ScanSafe also pointed to data collected from the Common Vulnerabilities and Exposures (CVE) Web site, which lists publicly known vulnerabilities. Adobe received 107 new records in 2009, compared to 58 in 2008 and 50 in 2007, according to the site. CVE is run by the MITRE Corporation and is sponsored by the Department of Homeland Security.

Adobe, along with Microsoft, also had the “most notable” zero-day vulnerabilities in 2009, according to a report by M86 Security. M86 identified about five zero-days, in which no patch exists, used to successfully hack Adobe last year. Software developers are more security-focused than in previous years, according to M86, but can still take "weeks or months" to issue a zero-day fix.

For end-users, though, frequent patching is crucial in mitigating Adobe and other IT risks, say many experts.
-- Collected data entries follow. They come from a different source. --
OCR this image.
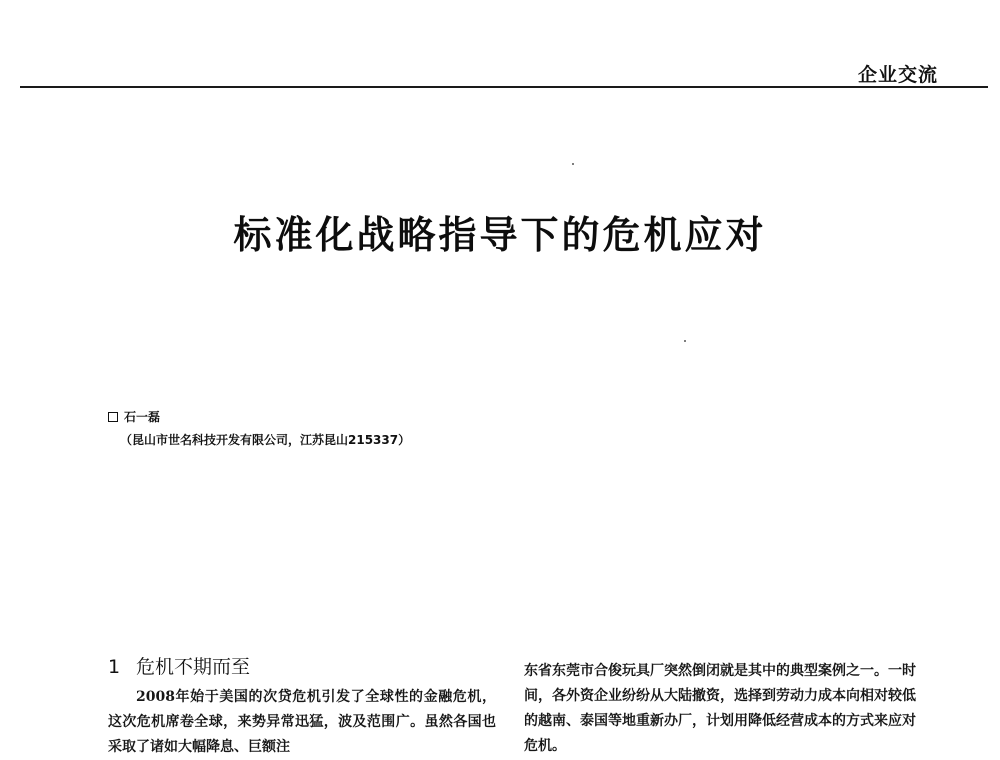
企业交流
标准化战略指导下的危机应对
石一磊
（昆山市世名科技开发有限公司，江苏昆山215337）
1 危机不期而至

2008年始于美国的次贷危机引发了全球性的金融危机，这次危机席卷全球，来势异常迅猛，波及范围广。虽然各国也采取了诸如大幅降息、巨额注

东省东莞市合俊玩具厂突然倒闭就是其中的典型案例之一。一时间，各外资企业纷纷从大陆撤资，选择到劳动力成本向相对较低的越南、泰国等地重新办厂，计划用降低经营成本的方式来应对危机。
Adobe users could also consider disabling JavaScript within Adobe's Reader and Acrobat applications. JavaScript has played a role in “many” of the successful PDF-related attacks, says Graham Cluley, senior technology consultant at security firm Sophos.

Users might also consider alternatives to Adobe software, he says. Applications that can read PDF files, for example, are available from companies including Foxit Software and Nuance. Such products have been considerably safer than Adobe, he says, so far.